Au fil du temps, ma pratique et mon enseignement se sont transformés. Les éléments se sont mélangés entre les connaissances d’avant et l’intégration de mon cheminement continu. Les premiers éléments utilisés tels que la musique en arrière-plan, le chant des mantras et des relaxations guidées ont laissé gentiment de plus en plus de place au silence durant les séances : un silence actif réservé à l’écoute du ressenti.

 « Ici, nul besoin de progrès spirituel ni de contemplation, ni d'habileté de discours, ni d'enquêtes, nul besoin de méditer, ni de se concentrer, ni de s'exercer aux prières marmonnées. Quelle est, dis-moi, la Réalité ultime absolument certaine ? Écoute ceci : ne prends ni ne laisse et, tel que tu es, jouis heureusement de tout.»

- Abhinavagupta -

Abhinavagupta, qui a vécu au Cachemire au XIe siècle, est l’une des plus grandes figures du Shivaïsme du Cachemire. Il fut à la fois un grand Maître du Yoga, du Tantra, mais aussi un grand poète et dramaturge. Dans ses enseignements, il mettait beaucoup d’accent sur la beauté et une manière de ressentir cette beauté à travers le touché. Le touché dans la pratique de ce yoga se réfère au ressenti du corps. Nous ressentons le corps comme densité, légèreté, chaleur, humidité et j’en passe. Toutes ces sensations corporelles peuvent être stimulées par un geste, une émotion, et même une pensée. Si nous parvenons à ne pas nous identifier à ces pensées, le processus mental réveille à son tour une émotion et la tactilité du corps. Malheureusement, beaucoup de gens ne sentent plus leur corps, car la perception se limite à la pensée jusqu’à intégrer le ressenti du corps dans la pensée. C’est pour cette raison qu’on explore des postures, des mouvements corporels pour réanimer la sensibilité du corps. Elles nous aident à retrouver un corps fluide et vibrant, qui s’accorde sans effort avec l’instant.

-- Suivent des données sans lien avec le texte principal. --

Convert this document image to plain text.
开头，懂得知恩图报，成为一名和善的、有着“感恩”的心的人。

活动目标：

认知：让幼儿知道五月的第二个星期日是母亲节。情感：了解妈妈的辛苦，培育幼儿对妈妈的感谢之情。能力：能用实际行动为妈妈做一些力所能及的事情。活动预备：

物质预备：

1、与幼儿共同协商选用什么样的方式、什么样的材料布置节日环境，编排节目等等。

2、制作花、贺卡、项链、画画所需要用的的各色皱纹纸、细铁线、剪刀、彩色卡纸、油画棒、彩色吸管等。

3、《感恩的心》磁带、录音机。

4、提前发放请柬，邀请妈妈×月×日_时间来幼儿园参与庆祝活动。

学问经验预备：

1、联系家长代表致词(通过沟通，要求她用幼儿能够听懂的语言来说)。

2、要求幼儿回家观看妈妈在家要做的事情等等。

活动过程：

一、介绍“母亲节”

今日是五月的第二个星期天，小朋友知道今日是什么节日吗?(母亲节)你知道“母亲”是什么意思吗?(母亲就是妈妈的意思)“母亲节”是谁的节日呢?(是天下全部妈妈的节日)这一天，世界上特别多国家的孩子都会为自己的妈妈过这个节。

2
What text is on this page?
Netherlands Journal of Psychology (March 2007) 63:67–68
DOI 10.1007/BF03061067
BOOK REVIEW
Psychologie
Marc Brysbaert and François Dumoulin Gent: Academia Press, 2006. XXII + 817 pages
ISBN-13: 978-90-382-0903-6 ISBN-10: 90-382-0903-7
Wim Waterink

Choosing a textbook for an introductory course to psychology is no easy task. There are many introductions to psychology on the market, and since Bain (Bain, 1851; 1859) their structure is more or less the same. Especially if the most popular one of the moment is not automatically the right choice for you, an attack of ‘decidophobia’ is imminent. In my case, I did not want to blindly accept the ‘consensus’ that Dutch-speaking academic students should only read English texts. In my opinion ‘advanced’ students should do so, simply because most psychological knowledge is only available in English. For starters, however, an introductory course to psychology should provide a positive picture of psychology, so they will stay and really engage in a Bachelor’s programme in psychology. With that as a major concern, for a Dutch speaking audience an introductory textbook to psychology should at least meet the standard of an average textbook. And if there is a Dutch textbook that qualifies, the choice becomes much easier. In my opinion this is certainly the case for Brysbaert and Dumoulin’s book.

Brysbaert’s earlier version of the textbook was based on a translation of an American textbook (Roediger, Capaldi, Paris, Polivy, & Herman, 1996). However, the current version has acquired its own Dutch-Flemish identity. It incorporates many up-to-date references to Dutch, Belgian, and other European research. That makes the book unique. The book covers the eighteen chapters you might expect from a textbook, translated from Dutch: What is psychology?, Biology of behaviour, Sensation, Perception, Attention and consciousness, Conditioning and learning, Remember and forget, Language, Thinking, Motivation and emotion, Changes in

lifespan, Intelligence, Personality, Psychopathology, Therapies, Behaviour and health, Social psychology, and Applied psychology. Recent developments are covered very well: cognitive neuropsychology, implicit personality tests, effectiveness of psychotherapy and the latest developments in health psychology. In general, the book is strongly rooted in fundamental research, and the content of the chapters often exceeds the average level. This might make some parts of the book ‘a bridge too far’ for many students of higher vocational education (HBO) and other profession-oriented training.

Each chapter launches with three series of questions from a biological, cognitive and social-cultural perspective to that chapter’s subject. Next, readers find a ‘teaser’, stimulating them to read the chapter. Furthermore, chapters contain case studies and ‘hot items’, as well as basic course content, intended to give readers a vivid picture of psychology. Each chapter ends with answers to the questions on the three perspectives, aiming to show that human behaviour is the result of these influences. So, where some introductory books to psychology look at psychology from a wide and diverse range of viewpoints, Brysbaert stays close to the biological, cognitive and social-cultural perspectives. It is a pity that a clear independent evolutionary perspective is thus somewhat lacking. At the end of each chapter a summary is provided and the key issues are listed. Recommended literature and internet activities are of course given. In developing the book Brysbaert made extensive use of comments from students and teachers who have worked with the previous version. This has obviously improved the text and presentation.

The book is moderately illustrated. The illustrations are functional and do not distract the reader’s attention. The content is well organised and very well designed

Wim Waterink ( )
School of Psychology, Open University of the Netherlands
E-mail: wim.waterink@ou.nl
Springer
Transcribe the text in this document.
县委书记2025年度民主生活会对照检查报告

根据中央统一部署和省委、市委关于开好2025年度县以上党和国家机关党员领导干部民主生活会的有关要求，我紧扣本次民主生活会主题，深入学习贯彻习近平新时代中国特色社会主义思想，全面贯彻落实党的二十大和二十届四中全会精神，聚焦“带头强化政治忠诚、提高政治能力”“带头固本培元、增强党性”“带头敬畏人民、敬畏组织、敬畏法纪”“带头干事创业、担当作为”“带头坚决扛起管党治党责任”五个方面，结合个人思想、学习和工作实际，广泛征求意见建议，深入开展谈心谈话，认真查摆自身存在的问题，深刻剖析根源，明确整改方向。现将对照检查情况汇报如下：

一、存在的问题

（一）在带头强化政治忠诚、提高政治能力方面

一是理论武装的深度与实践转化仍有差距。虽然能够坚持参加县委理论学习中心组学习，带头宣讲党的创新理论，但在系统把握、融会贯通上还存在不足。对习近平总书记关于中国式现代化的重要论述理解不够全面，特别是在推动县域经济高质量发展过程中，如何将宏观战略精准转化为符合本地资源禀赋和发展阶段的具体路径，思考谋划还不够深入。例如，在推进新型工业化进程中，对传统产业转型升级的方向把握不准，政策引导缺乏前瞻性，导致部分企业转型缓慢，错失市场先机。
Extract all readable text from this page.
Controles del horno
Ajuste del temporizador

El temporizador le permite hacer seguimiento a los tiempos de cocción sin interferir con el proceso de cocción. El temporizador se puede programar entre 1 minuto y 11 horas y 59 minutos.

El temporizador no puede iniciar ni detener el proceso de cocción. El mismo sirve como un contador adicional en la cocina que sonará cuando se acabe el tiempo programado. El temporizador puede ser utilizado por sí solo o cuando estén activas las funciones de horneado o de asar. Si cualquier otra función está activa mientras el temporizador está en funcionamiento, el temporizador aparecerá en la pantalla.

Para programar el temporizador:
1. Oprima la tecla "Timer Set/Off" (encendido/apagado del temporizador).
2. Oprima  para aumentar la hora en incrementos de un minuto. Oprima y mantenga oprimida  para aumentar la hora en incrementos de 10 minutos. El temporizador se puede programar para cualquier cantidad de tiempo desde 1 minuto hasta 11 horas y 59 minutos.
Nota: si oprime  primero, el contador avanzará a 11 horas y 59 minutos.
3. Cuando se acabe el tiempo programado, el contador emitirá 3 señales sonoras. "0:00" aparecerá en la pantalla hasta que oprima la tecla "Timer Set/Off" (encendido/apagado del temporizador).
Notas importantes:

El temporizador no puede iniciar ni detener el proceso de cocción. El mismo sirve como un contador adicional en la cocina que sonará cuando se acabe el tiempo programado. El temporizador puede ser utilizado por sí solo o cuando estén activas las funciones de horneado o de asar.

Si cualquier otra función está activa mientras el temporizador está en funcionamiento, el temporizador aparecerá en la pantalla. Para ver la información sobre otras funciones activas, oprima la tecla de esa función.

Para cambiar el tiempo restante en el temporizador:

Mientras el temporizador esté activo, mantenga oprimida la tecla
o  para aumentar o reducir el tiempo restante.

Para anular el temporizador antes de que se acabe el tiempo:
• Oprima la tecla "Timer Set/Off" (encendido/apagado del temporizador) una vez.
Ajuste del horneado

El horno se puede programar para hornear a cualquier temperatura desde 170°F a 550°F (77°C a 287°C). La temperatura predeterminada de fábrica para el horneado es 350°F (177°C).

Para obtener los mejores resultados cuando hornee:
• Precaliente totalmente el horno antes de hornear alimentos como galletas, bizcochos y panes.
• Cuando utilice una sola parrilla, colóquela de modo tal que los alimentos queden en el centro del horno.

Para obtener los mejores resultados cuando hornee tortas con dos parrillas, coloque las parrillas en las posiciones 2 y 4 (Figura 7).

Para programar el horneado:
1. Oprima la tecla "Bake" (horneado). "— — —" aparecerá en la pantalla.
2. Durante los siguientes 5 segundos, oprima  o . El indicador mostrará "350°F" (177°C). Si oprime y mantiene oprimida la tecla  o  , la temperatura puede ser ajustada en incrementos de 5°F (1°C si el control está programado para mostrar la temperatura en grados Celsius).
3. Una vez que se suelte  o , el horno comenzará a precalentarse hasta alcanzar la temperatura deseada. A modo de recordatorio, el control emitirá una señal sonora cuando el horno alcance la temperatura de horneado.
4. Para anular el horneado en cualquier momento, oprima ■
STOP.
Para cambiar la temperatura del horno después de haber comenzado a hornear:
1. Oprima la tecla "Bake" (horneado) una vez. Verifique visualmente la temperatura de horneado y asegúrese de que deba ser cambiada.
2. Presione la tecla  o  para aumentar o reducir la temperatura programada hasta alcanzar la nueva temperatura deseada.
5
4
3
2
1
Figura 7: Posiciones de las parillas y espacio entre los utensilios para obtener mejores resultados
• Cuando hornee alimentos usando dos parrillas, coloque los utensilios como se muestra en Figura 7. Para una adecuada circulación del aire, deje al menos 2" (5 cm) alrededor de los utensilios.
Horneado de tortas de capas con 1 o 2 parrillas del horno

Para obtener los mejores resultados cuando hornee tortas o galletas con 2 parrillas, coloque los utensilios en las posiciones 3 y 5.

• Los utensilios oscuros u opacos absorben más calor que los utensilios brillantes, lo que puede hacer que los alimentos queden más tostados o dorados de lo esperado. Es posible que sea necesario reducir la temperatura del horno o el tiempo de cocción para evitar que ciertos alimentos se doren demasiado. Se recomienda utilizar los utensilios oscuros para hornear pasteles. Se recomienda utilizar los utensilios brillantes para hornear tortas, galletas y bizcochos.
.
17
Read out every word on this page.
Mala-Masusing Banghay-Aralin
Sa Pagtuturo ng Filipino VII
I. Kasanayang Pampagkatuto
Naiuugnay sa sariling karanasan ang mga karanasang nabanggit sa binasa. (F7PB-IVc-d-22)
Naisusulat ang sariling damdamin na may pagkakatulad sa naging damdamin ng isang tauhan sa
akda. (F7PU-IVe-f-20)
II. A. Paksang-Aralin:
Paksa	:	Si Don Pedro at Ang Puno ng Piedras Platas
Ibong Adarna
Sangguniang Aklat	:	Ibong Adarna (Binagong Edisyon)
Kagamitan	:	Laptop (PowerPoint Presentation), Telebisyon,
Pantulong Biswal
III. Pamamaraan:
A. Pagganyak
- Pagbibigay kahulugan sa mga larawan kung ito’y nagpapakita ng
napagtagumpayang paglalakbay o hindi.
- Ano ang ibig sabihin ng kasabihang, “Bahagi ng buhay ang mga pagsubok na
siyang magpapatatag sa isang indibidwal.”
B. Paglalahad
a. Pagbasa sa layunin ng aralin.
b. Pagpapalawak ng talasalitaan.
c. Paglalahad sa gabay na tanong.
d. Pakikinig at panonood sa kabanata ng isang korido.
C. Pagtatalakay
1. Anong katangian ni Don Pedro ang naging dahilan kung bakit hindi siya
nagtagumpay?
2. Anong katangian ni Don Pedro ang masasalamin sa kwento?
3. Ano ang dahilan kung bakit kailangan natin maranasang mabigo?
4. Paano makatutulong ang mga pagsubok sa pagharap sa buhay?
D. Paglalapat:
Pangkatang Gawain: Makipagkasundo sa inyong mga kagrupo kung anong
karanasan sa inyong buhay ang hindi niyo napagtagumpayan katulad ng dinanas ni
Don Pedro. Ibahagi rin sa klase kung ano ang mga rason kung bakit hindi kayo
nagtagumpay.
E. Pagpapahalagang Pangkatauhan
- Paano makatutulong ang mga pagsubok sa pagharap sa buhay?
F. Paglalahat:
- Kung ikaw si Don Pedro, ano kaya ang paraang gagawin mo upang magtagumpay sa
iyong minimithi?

Il n’est donc pas surprenant de retrouver chez d’autres sages appartenant à des cultures et religions totalement étrangères au mysticisme indien, la même résonance et écho qui nous fait plonger en nous-mêmes. On peut citer des grands mystiques comme maîtres Eckhart, Abdel Kader ou Ibn Arabi ou même des auteurs plus modernes comme Gitta Mallasz ou Jacques Lusseyran, des artistes sans forme et sans tradition, mais qui étaient eux aussi totalement touchés par cette voie directe présente également dans le Yoga du Cachemire.

« Restez où vous êtes, ne changez ni de milieu ni de manière d’être, mais devenez disponible à votre fonctionnement émotionnel, intellectuel et sensoriel. Le silence que vous cherchez ne se trouve pas quelque part, mais dans votre présence à ce qui se présente.»